Predicting pathogenic variants (in genetic diseases & breast cancer)
Predicting the pathogenicity of variants of uncertain significance (VUS) in BRCA is critical for estimating the risk of hereditary breast and ovarian cancer (HBOC).
High level of conservation at a genomic position is a strong predictor for the pathogenicity of variants in this position. However, single nucleotide variants (SNVs) are frequently located at positions with complex conservation patterns, where the nucleotides are sporadically conserved across vertebrates. The meaning of these patterns, their variability among genes, and their association with variant pathogenicity were never assessed.
Here we analysed the conservation patterns of SNVs in 115 disease-associated genes that include BRCA genes, across 99 species, to extract additional information from conservation data.

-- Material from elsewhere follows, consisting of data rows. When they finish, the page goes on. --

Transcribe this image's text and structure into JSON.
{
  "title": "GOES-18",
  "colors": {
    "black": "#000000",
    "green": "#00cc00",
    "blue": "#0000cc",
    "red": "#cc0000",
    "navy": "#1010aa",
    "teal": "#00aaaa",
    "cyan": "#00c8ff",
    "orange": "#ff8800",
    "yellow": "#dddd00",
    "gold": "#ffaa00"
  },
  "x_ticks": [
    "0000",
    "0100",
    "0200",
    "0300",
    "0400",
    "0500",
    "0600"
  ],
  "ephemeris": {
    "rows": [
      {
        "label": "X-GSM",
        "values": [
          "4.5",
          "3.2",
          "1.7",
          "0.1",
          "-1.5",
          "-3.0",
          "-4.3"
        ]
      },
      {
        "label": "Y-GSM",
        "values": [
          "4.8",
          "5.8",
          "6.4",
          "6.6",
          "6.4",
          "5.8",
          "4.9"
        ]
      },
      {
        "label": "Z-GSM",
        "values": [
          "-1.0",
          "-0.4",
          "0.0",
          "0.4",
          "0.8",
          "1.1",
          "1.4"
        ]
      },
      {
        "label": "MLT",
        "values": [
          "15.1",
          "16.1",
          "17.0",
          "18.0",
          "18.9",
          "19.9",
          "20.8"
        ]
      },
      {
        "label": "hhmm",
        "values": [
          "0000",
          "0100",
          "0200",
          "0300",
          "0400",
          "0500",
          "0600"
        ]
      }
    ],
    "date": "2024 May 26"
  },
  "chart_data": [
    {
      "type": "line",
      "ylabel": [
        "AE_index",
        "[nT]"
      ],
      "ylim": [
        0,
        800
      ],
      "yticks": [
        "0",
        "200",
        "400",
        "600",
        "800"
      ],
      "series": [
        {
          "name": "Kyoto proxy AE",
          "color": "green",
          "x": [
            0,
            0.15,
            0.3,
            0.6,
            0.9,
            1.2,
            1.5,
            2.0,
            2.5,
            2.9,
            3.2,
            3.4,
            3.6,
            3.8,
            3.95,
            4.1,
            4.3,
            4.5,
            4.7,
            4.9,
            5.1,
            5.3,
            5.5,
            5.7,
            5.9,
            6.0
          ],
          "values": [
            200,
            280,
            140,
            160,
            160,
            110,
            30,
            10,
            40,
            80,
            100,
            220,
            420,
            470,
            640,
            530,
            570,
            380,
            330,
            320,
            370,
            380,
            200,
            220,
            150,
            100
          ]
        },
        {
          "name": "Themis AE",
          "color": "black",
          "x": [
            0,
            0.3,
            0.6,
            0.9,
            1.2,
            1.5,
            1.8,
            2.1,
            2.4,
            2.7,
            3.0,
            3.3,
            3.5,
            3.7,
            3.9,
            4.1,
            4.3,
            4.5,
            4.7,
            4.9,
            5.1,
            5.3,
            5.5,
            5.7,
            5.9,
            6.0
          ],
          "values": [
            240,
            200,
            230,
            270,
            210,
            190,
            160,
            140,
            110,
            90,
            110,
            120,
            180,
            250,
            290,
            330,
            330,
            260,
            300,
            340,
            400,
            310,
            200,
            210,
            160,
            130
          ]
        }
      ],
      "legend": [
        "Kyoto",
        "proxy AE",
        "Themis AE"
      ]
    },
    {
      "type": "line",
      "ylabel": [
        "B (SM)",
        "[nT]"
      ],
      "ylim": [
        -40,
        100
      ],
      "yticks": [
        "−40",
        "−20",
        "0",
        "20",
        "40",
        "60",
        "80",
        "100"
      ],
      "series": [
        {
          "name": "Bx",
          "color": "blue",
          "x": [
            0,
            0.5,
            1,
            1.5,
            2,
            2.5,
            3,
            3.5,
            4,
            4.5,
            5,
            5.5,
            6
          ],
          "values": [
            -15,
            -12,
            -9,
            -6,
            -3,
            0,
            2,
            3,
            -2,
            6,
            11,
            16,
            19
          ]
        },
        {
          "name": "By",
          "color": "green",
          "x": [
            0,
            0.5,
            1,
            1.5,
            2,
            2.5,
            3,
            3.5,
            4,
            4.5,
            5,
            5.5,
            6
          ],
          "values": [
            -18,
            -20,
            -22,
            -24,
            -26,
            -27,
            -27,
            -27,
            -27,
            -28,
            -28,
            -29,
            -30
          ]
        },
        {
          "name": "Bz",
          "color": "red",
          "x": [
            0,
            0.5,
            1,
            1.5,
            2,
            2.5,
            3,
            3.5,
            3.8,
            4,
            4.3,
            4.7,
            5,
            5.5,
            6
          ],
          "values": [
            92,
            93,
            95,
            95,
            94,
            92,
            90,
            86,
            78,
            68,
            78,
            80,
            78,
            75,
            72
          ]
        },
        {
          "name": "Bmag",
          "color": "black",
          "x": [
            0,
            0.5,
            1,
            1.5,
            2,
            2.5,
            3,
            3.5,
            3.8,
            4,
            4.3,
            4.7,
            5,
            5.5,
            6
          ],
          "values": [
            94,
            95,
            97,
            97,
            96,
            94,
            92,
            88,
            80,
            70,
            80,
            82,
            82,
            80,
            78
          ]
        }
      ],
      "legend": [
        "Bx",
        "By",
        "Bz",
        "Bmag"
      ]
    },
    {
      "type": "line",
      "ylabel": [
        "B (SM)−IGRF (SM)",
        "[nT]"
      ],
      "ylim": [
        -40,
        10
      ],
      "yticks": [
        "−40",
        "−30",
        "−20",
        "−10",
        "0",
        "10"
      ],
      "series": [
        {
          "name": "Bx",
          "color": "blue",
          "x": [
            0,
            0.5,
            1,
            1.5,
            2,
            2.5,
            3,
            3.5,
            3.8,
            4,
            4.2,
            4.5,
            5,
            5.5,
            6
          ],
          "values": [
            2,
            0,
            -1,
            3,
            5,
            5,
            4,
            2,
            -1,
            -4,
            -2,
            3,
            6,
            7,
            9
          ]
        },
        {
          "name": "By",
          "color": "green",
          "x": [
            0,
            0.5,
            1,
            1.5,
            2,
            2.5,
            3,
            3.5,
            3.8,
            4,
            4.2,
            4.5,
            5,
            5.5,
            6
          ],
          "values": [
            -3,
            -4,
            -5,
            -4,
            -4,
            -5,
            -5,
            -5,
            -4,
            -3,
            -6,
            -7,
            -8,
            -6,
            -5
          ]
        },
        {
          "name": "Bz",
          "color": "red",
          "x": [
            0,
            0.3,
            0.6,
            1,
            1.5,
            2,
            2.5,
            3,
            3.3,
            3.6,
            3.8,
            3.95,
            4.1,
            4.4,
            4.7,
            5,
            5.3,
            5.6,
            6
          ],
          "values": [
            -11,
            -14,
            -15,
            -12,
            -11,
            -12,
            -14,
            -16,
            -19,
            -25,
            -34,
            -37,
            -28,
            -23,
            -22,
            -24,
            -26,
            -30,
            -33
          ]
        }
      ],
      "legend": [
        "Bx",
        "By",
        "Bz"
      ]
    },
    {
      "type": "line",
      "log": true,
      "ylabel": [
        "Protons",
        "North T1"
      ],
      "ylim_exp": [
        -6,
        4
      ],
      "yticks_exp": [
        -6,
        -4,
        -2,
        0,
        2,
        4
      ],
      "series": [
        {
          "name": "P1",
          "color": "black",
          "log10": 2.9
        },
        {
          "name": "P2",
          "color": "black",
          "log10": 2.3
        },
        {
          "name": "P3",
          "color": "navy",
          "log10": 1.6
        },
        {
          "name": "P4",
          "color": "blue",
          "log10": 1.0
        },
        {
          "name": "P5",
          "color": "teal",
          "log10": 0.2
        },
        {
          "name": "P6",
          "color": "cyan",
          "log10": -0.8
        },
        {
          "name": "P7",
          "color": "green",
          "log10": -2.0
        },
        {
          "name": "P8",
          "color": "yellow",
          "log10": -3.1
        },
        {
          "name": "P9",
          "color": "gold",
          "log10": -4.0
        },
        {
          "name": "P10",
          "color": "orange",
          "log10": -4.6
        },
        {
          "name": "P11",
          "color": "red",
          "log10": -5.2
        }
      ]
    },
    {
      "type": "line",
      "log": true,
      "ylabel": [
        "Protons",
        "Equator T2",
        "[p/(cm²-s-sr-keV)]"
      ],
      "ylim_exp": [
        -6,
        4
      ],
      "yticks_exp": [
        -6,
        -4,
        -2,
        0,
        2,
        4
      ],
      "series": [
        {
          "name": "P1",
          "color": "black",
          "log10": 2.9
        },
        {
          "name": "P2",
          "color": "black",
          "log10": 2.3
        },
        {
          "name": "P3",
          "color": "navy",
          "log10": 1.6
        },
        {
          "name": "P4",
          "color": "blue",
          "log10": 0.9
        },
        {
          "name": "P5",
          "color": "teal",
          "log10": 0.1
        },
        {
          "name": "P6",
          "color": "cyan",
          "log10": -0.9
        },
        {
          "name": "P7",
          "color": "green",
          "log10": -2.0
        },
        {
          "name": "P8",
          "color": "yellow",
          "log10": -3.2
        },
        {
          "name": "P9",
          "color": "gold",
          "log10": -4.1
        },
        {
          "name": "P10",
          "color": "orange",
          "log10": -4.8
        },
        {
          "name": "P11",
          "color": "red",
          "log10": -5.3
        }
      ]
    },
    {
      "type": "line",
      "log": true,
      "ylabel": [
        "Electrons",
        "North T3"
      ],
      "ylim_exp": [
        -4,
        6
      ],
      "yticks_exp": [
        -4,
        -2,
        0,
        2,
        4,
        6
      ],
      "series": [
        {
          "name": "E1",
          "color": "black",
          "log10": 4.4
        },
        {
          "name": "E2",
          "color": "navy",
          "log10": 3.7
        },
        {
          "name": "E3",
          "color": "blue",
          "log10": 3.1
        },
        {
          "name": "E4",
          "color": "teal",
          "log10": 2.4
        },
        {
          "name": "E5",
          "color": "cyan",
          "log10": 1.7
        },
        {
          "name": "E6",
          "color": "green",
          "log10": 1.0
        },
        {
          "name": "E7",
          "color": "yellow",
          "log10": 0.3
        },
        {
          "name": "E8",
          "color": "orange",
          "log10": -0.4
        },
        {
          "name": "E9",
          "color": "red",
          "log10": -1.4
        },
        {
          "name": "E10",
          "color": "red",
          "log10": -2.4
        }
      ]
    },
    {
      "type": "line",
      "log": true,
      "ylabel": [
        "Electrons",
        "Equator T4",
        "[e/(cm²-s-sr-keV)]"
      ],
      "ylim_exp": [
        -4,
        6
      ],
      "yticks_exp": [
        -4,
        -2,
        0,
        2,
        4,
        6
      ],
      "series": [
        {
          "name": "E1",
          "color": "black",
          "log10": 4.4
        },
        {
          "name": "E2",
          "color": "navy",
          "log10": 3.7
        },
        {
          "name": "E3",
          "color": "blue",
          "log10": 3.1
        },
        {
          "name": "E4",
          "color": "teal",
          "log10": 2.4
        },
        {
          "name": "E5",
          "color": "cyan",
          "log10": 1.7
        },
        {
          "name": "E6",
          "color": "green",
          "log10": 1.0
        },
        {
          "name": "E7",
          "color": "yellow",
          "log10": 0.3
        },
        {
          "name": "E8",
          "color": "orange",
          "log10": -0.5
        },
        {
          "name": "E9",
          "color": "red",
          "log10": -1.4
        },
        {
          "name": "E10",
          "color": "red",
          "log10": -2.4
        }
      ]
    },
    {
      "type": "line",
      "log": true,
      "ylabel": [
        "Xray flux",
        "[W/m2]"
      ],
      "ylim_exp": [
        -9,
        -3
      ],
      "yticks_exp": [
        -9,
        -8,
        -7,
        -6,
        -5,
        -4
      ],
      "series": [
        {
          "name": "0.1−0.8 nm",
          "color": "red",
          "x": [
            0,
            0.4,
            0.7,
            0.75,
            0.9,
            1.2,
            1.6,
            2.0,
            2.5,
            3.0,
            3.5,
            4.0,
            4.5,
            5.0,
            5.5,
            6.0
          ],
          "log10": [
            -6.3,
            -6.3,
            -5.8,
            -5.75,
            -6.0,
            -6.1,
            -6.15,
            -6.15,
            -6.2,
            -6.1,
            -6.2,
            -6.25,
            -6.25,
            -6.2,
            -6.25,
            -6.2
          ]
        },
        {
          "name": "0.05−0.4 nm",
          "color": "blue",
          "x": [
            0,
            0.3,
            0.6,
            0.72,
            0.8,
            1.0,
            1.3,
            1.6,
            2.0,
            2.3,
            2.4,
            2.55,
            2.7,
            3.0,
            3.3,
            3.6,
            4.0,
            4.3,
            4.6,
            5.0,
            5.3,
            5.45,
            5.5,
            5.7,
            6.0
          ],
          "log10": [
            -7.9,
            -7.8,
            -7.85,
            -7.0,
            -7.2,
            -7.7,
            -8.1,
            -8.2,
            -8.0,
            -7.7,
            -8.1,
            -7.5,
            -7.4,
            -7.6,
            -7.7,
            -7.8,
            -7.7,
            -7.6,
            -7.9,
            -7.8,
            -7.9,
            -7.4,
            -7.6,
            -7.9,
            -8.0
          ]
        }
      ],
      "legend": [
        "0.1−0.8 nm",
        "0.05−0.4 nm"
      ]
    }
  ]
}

We developed EvoDiagnostics, a random forest-based model that uses nucleotide conservation patterns and outperforms baselines in predicting variants in BRCA1 (AUC-0.925), BRCA2 (AUC-0.930), and in the entire variant pool of the 115 disease-genes (AUC-0.933). We found that the pathogenicity of variants is better learned from their complex conservation patterns, compared to naïve conservation, and that the conservation of some species is more informative than others in the context of specific genes. Our work characterizes conservation patterns and their variability among genes and species, and highlights the significance of conservation patterns in variant prioritization.
EvoDiagnostics could be either used as a stand-alone prediction tool or as a complementary measurement for ensemble prediction methods.